On demande à Thomas - comme à beaucoup d’autres - de signer une rétractation à l’occasion d’un texte écrit par lui dont on tire une interprétation malhonnête, en l’assurant que la rétractation ne sera pas publiée. Un beau chantage en perspective. Thomas refuse, et, comme beaucoup encore, devra renoncer à son métier.

Il émigrera un temps, puis rentrera au pays par amour pour Tereza. Il gagnera sa vie comme laveur de vitres (métier éminemment favorable à la satisfaction de sa fringale sexuelle). Tous deux finiront retirés à la campagne, avec leur chienne bienaimée Karenine et son copain le cochon Méphisto, l’ami inséparable du président du kolkhoze voisin. Des périodes heureuses, des accidents, comme dans toutes les vies.


 


 


 

Finalement le film est très distinct du roman, repensé et simplifié dans sa composition.
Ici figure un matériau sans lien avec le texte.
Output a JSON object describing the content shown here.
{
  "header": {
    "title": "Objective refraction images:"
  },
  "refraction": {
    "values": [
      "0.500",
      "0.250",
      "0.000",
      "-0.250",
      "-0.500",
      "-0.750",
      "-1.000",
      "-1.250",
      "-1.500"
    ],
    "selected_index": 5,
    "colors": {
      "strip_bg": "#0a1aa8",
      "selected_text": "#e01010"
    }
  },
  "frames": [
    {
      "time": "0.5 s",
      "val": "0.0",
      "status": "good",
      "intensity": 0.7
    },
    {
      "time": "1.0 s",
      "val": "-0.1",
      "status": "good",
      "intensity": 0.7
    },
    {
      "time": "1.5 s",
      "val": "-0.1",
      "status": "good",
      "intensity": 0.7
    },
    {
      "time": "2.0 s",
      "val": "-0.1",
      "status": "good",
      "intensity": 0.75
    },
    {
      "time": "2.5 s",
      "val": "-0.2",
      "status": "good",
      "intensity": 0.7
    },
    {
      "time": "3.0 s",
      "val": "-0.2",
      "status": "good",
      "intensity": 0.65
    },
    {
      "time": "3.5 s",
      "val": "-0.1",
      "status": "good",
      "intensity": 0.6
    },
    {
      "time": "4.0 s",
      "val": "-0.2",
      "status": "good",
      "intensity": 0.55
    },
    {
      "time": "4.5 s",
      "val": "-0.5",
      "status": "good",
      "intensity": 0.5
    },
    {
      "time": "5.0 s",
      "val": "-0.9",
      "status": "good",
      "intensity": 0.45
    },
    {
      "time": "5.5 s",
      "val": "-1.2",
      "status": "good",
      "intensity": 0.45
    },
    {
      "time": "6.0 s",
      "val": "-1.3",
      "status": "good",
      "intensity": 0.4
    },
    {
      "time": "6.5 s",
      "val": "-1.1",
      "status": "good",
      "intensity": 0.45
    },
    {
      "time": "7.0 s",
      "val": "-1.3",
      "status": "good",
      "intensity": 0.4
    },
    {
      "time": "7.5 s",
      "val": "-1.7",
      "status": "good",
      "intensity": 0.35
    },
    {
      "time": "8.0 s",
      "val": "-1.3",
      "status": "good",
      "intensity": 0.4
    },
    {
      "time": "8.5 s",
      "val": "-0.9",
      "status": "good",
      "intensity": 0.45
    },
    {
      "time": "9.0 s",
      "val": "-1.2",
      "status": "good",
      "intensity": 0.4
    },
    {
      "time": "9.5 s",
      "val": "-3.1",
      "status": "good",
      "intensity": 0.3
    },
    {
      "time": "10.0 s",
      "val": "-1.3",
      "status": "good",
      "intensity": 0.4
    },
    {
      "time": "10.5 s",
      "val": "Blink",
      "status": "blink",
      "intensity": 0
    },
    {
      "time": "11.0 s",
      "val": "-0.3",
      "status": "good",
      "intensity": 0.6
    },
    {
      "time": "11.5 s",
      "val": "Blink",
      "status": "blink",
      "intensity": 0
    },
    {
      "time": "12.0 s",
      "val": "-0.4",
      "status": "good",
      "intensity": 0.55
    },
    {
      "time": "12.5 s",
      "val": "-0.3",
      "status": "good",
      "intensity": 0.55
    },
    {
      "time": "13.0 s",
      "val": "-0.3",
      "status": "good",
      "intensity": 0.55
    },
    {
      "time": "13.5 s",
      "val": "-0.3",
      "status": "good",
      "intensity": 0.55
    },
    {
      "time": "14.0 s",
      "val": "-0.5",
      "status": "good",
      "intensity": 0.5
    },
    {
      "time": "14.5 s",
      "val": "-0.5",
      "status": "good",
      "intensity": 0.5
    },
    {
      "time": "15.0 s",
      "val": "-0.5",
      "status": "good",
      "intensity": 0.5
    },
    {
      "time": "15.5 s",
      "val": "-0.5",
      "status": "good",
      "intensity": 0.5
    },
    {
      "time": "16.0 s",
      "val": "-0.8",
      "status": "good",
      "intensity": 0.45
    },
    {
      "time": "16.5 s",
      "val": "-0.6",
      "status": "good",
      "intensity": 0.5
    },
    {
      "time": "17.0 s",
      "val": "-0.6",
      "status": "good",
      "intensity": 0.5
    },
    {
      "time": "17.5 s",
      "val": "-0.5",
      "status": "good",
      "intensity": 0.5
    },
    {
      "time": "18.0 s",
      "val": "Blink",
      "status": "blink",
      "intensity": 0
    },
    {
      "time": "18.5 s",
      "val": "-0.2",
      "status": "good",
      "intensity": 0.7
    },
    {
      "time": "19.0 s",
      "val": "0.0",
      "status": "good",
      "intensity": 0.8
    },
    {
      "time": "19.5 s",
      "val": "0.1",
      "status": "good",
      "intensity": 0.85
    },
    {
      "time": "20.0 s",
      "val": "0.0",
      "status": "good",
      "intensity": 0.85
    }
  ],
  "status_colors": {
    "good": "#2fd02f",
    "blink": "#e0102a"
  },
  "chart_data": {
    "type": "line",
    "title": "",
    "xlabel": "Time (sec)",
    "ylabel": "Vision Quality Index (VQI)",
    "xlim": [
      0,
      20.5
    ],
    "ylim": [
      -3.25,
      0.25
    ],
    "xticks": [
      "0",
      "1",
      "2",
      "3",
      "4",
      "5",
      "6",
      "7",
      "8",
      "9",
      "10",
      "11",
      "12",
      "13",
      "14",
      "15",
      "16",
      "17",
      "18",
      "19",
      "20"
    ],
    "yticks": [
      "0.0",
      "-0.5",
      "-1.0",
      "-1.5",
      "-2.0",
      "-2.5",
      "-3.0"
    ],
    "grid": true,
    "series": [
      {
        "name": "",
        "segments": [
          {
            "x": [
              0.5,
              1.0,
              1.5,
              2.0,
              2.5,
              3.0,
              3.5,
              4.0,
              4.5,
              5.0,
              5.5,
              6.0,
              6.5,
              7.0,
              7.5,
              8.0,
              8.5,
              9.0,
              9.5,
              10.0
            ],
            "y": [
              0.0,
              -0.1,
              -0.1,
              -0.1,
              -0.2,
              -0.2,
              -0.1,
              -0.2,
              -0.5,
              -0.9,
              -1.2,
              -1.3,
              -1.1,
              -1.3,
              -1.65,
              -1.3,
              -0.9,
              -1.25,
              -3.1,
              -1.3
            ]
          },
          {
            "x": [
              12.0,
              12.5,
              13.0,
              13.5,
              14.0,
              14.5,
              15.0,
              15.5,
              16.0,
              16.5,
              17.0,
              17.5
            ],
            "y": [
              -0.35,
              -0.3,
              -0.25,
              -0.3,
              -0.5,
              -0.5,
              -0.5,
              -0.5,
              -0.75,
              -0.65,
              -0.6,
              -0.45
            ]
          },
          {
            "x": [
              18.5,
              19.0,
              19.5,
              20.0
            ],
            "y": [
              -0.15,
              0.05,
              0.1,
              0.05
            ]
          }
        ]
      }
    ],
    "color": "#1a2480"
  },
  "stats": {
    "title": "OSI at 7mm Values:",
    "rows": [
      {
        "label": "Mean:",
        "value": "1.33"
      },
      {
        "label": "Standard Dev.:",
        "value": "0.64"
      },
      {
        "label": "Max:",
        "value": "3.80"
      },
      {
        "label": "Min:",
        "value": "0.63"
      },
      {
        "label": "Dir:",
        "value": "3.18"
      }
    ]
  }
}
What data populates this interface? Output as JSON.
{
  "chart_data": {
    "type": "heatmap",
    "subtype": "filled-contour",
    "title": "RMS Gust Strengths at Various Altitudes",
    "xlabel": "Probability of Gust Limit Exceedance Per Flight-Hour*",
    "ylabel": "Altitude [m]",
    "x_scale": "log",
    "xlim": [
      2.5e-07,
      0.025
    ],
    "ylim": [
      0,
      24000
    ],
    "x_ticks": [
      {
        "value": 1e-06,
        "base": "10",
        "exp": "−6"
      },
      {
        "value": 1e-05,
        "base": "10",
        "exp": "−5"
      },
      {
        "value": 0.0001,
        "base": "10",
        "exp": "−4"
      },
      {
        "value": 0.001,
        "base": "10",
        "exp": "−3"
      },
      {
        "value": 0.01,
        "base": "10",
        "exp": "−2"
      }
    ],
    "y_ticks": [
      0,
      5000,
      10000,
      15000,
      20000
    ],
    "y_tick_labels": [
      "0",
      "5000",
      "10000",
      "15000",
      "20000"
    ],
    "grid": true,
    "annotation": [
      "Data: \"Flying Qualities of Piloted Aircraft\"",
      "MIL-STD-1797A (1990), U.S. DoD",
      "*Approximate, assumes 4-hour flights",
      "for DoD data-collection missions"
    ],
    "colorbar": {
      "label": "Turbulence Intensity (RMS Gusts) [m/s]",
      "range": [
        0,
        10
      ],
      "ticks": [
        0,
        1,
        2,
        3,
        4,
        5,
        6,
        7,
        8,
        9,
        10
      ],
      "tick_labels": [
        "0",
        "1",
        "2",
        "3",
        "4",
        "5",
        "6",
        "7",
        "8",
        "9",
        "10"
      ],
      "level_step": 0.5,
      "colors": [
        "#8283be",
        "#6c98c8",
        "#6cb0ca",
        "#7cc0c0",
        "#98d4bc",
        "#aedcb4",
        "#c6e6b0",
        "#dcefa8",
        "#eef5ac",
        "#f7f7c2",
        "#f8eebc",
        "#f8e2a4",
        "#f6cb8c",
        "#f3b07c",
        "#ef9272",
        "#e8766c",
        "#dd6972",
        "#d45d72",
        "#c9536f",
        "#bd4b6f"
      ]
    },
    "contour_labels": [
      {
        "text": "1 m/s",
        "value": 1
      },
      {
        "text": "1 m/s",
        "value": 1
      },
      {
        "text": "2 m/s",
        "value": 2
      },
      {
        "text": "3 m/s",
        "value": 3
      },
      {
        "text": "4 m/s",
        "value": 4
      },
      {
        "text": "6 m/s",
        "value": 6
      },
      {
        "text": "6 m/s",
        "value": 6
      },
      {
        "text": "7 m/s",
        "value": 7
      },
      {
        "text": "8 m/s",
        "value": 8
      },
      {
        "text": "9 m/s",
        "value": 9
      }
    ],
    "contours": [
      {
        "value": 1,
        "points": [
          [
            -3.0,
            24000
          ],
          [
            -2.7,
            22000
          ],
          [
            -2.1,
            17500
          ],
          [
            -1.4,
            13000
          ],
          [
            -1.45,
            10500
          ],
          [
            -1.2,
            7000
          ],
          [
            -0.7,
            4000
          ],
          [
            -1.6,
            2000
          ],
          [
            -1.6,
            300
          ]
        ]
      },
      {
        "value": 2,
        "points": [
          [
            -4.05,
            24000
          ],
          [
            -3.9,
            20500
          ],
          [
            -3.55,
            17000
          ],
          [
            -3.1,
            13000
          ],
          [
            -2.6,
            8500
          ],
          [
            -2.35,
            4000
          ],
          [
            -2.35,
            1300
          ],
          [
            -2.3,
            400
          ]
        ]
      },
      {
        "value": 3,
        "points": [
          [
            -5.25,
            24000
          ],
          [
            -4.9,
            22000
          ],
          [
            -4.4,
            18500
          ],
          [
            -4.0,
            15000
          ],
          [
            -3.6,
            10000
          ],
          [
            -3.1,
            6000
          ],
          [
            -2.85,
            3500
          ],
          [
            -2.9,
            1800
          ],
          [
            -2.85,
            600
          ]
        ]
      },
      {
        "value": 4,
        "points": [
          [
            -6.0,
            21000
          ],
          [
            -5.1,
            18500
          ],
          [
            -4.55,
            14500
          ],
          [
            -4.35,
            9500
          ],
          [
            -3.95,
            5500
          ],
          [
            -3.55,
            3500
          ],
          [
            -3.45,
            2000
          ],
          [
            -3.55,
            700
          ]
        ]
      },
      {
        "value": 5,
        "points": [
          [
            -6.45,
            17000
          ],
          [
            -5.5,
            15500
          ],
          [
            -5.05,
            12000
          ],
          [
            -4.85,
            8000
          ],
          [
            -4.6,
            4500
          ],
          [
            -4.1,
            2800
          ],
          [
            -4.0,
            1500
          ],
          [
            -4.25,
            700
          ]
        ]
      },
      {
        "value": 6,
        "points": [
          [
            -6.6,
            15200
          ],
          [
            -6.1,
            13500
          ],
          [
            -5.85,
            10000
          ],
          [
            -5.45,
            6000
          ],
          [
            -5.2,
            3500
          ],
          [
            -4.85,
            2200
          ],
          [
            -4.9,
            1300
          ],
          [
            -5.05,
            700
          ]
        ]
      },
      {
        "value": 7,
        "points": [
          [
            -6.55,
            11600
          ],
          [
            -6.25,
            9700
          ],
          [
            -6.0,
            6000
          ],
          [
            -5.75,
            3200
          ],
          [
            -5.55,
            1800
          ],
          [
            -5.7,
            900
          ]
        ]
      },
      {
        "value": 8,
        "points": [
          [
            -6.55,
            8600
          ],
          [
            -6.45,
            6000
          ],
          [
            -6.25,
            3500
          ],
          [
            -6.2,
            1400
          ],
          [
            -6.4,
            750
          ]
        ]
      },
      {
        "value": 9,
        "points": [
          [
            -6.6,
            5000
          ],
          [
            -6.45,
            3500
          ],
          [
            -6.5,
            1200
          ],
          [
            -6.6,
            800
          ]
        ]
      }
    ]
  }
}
Et c’est sans doute à cause de cela précisément, qu’il est une authentique transcription du roman. Même amour entre ces êtres bons et sans prétention, broyés par l’histoire. Même ton direct, même simplicité apparente, fruits d’une recherche rigoureuse. Même effort pour cerner les personnages et les situer dans leur milieu, immédiat ou plus lointain. C’est ainsi qu’ils nous deviennent proches et que nous les sentons vivre.

Ce film né de ce roman : deux œuvres majeures de ces dernières années.

Ginette Gervais-Delmas
Jeune Cinéma n°188, mai-juin 1988

1. Cf. Entretien avec Philip Kaufman (Événement du jeudi du 25 février 1988) et Entretien avec Jean-Claude Carrière (Événement du jeudi du 24 mars 1988).

L’Insoutenable légèreté de l’être (The Unbearable Lightness of Being). Réal : Philip Kaufman ; sc : P.K. & Jean-Claude Carrière d’après le roman de Milan Kundera (1984) ; ph : Sven Nykvist : déc : Pierre Guffroy ; cost : Ann Roth ; mu : Mark Adler ; mont : Mark Adler. Int : Daniel Day-Lewis, Juliette Binoche, Lena Olin, Derek de Lint, Erland Josephson, Pavel Landovský, Donald Moffat, Tomek Bork, Daniel Olbrychski, Stellan Skarsgård, Bruce Myers, László Szabó, Jacques Ciron, Consuelo de Haviland, Clovis Cornillac, Jean-Claude Bouillon, Jean-Claude Dauphin, Margot Capelier (États-Unis, 1987, 171 mn).